A better work-life balance was a mantra promoted strongly during the last decade of the 20th century and the early part of this. Working weeks got progressively shorter, annual leave entitlement was increased and more statutory holidays were created. Pay increased in line with, or often above, inflation. People had more time and money to do what they wanted to do when they weren’t at work. All this was based on the simple but sound idea promulgated by Gilbreath and others that people happy in their lives were more likely to be happy in their work and happy workers perform better than unhappy ones.

In this, as in so many things, the key word is balance.

The question is are we now out of balance? Has the pendulum swung too far away from work? Perhaps too much attention is paid to non-working time and too little to making work attractive. It seems likely we have created an imbalance which may be a significant aspect of why it is apparently so difficult to improve productivity. Expectations have been raised such that we focus much more on the non-working part of our lives and it has become the responsibility of the employer to fund it.

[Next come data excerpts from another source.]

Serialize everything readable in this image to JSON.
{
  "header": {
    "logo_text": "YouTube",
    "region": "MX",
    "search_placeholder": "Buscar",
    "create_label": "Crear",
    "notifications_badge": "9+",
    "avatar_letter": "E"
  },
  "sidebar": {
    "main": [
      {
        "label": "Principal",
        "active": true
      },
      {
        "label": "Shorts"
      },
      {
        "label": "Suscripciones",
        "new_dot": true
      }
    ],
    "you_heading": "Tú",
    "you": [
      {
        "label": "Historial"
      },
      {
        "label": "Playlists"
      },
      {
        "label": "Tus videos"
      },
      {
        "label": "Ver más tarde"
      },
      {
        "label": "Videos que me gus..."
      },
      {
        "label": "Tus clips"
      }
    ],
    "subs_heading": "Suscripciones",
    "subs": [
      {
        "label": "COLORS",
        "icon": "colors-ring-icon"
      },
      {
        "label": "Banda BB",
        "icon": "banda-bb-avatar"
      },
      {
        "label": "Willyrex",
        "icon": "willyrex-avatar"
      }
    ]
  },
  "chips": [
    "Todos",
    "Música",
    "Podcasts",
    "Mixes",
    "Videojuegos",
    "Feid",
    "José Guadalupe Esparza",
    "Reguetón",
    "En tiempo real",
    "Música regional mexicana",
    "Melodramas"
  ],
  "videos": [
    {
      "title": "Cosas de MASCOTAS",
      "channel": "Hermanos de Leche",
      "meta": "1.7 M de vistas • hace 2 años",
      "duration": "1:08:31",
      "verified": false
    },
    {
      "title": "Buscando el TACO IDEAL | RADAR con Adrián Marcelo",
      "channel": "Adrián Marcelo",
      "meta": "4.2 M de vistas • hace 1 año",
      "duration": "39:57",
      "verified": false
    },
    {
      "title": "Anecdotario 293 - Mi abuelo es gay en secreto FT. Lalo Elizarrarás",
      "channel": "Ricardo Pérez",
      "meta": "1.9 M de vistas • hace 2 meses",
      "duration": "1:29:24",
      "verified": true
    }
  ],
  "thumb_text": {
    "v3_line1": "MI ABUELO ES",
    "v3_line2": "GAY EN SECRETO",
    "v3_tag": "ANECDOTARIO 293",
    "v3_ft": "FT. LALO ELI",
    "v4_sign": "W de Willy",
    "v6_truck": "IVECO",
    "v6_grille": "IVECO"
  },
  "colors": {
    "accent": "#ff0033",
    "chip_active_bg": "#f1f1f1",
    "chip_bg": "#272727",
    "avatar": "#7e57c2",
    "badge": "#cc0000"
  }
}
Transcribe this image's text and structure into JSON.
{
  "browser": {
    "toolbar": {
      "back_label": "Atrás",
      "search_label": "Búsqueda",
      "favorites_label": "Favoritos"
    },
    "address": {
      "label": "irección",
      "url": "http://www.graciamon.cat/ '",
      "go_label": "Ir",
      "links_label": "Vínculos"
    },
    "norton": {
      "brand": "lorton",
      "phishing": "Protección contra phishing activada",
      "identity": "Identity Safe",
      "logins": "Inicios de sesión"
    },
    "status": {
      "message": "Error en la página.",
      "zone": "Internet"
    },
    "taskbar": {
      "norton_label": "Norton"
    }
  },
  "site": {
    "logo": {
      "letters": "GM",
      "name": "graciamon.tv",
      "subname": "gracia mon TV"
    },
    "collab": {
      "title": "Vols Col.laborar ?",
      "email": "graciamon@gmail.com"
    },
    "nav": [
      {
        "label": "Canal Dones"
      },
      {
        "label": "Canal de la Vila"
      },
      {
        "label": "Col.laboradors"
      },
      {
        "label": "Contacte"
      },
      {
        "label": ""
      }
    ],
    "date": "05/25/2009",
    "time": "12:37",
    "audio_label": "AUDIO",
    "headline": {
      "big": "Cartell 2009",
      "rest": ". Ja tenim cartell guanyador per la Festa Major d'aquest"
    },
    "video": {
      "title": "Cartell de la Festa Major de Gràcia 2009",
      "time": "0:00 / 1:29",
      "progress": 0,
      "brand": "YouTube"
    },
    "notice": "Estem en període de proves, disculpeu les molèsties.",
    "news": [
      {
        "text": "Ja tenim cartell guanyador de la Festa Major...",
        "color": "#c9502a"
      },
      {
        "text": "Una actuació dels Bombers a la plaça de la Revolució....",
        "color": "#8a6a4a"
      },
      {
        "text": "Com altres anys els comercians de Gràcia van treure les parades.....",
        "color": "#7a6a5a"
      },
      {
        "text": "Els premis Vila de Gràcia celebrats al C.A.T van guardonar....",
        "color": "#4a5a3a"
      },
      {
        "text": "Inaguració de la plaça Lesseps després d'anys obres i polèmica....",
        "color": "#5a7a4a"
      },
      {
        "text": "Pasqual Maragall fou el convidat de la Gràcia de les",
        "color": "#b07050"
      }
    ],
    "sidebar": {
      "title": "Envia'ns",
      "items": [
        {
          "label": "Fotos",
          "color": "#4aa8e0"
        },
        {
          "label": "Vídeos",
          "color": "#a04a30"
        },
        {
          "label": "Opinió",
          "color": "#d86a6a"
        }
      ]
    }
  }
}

Much less thought is given as to how this trend can continue indefinitely. Wealth creation is a much misunderstood function. It is those who work that create wealth for everyone. The combination of falling productivity and increasing cost at a time when the ratio of economically active to retired people is moving sharply in the wrong direction is a recipe for disaster.

Productivity will improve if we move the emphasis to understanding that it should not be a matter of balance between work and other aspects of life, but that work and life are indivisible. Most of us spend up to 40 years working and that’s an awfully long time to be doing something solely so that one can enjoy non-working time.

The emphasis must be on happy working. Work and life are inseparable and it should not be a balancing act between the two. The work ethic is a cultural matter and it will take time to change deeply ingrained practices.